Little attention has been paid to lung damage from oxidative stress with respect to oxygen administration. It is clear that free radicals play an important role in the development of COPD, because 90% of all patients are exsmokers and cigarette smoke is a rich source of oxidants that cause all sorts of lung damage (234). The concentrations of oxygen administered to COPD patients are potentially toxic and may also result in lung injury caused by oxidative stress (235, 236). More research needs to be done to establish whether oxygen administration is beneficial or may contribute to lung or even peripheral tissue damage. In the meantime, if oxygen supplementation is necessary, it is recommended that the lowest effective concentration of oxygen be used (236).
CONCLUSIONS
This review underscores the fact that reduced skeletal muscle performance contributes markedly to exercise intolerance in COPD and CHF patients.

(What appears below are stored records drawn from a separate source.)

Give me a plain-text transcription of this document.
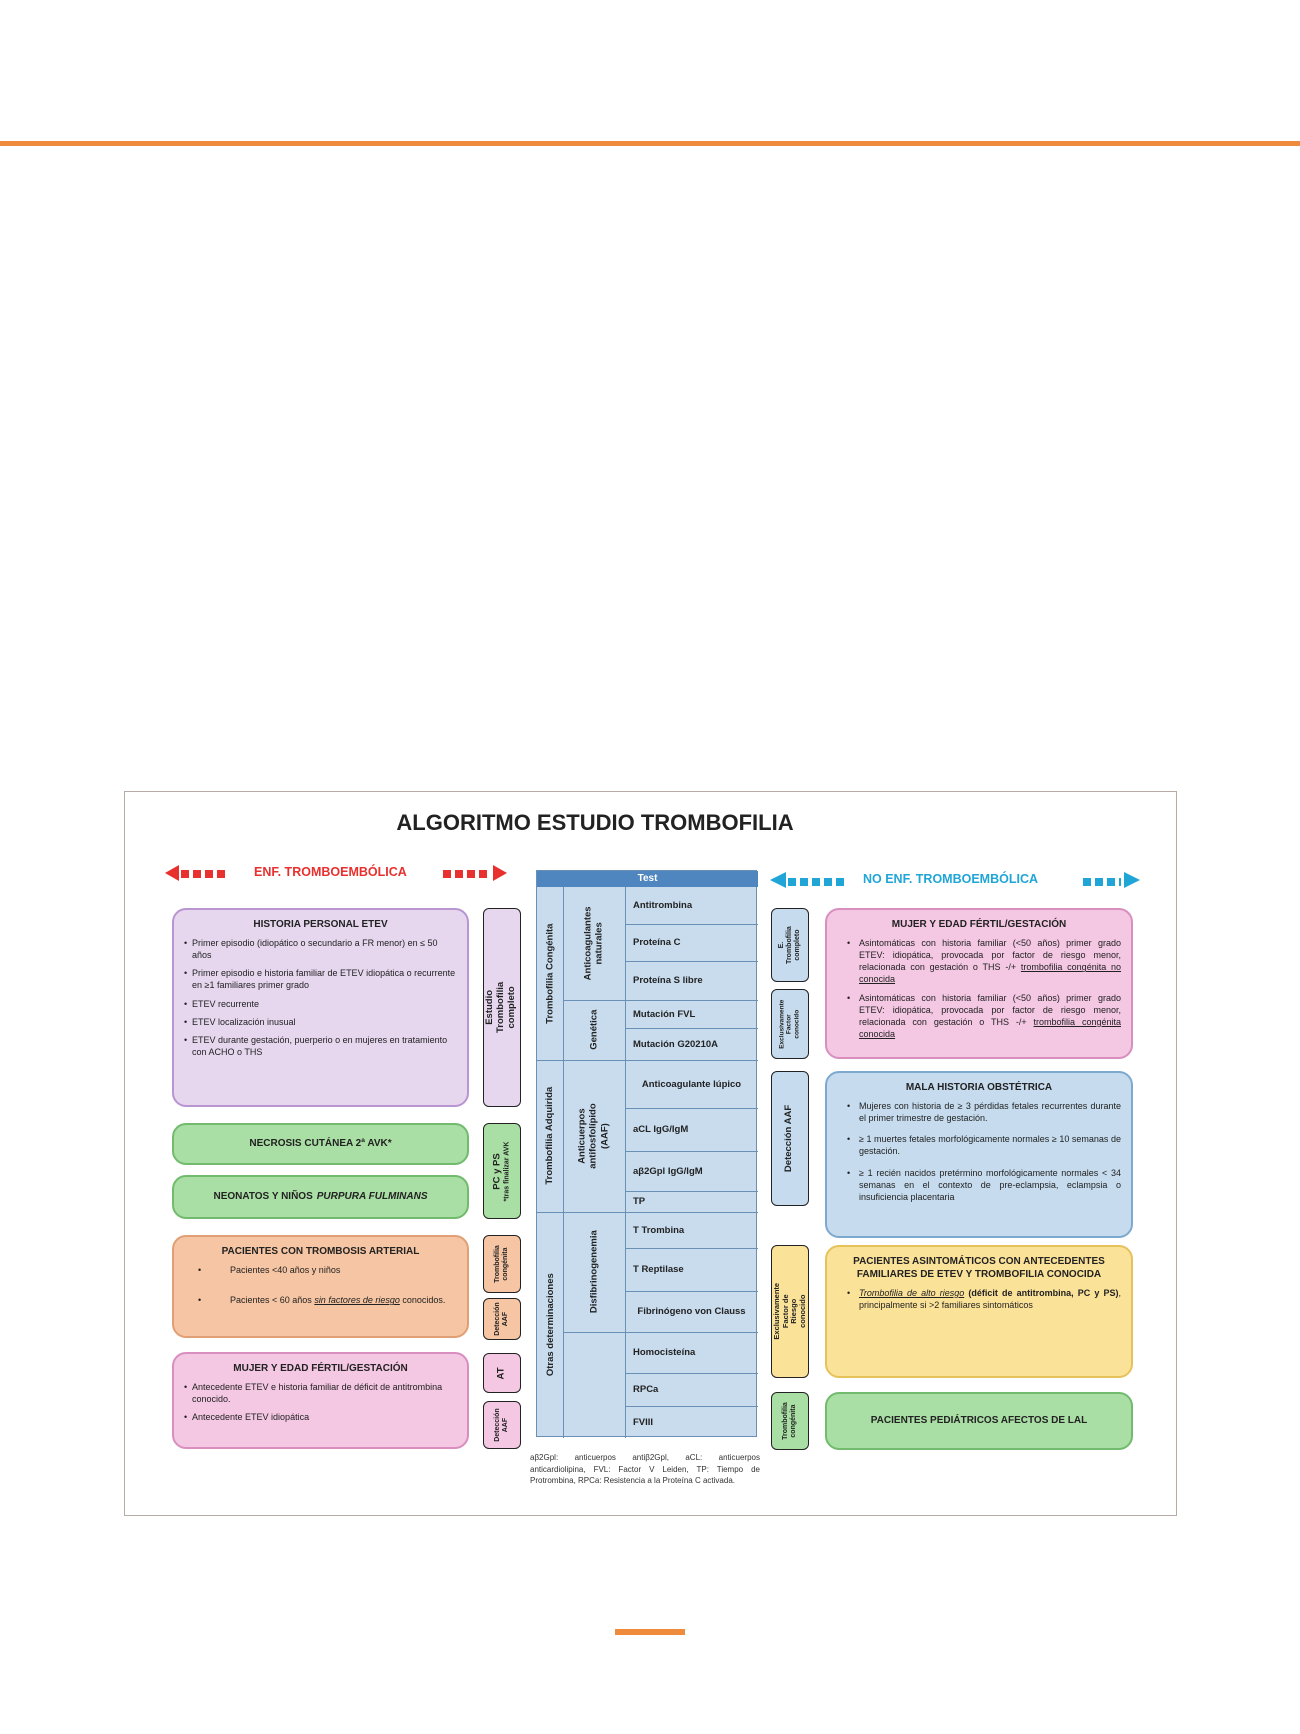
ALGORITMO ESTUDIO TROMBOFILIA
ENF. TROMBOEMBÓLICA	NO ENF. TROMBOEMBÓLICA
HISTORIA PERSONAL ETEV
• Primer episodio (idiopático o secundario a FR menor) en ≤ 50 años
• Primer episodio e historia familiar de ETEV idiopática o recurrente en ≥1 familiares primer grado
• ETEV recurrente
• ETEV localización inusual
• ETEV durante gestación, puerperio o en mujeres en tratamiento con ACHO o THS
NECROSIS CUTÁNEA 2ª AVK*
NEONATOS Y NIÑOS PURPURA FULMINANS
PACIENTES CON TROMBOSIS ARTERIAL
• Pacientes <40 años y niños
• Pacientes < 60 años sin factores de riesgo conocidos.
MUJER Y EDAD FÉRTIL/GESTACIÓN
• Antecedente ETEV e historia familiar de déficit de antitrombina conocido.
• Antecedente ETEV idiopática
Estudio Trombofilia completo
PC y PS *tras finalizar AVK
Trombofilia congénita
Detección AAF
AT
Detección AAF
Test
Trombofilia Congénita
Trombofilia Adquirida
Otras determinaciones
Anticoagulantes naturales
Genética
Anticuerpos antifosfolípido (AAF)
Disfibrinogenemia
Antitrombina
Proteína C
Proteína S libre
Mutación FVL
Mutación G20210A
Anticoagulante lúpico
aCL IgG/IgM
aβ2Gpl IgG/IgM
TP
T Trombina
T Reptilase
Fibrinógeno von Clauss
Homocisteína
RPCa
FVIII
aβ2Gpl: anticuerpos antiβ2Gpl, aCL: anticuerpos anticardiolipina, FVL: Factor V Leiden, TP: Tiempo de Protrombina, RPCa: Resistencia a la Proteína C activada.
E. Trombofilia completo
Exclusivamente Factor conocido
Detección AAF
Exclusivamente Factor de Riesgo conocido
Trombofilia congénita
MUJER Y EDAD FÉRTIL/GESTACIÓN
• Asintomáticas con historia familiar (<50 años) primer grado ETEV: idiopática, provocada por factor de riesgo menor, relacionada con gestación o THS -/+ trombofilia congénita no conocida
• Asintomáticas con historia familiar (<50 años) primer grado ETEV: idiopática, provocada por factor de riesgo menor, relacionada con gestación o THS -/+ trombofilia congénita conocida
MALA HISTORIA OBSTÉTRICA
• Mujeres con historia de ≥ 3 pérdidas fetales recurrentes durante el primer trimestre de gestación.
• ≥ 1 muertes fetales morfológicamente normales ≥ 10 semanas de gestación.
• ≥ 1 recién nacidos pretérmino morfológicamente normales < 34 semanas en el contexto de pre-eclampsia, eclampsia o insuficiencia placentaria
PACIENTES ASINTOMÁTICOS CON ANTECEDENTES FAMILIARES DE ETEV Y TROMBOFILIA CONOCIDA
• Trombofilia de alto riesgo (déficit de antitrombina, PC y PS), principalmente si >2 familiares sintomáticos
PACIENTES PEDIÁTRICOS AFECTOS DE LAL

Morphologic and metabolic abnormalities occur in the skeletal muscles of these patients which, in both disorders, are probably determined by the same set of contributing factors, including hypoxia, oxidative stress, disuse, medication, nutritional depletion, and systemic inflammation. Both diseases also share striking differences between peripheral muscles and the diaphragm, which may therefore require different therapeutic approaches. Future investigations of the mechanisms and relative contributions of each of the factors leading to these intrinsic muscular alterations are required.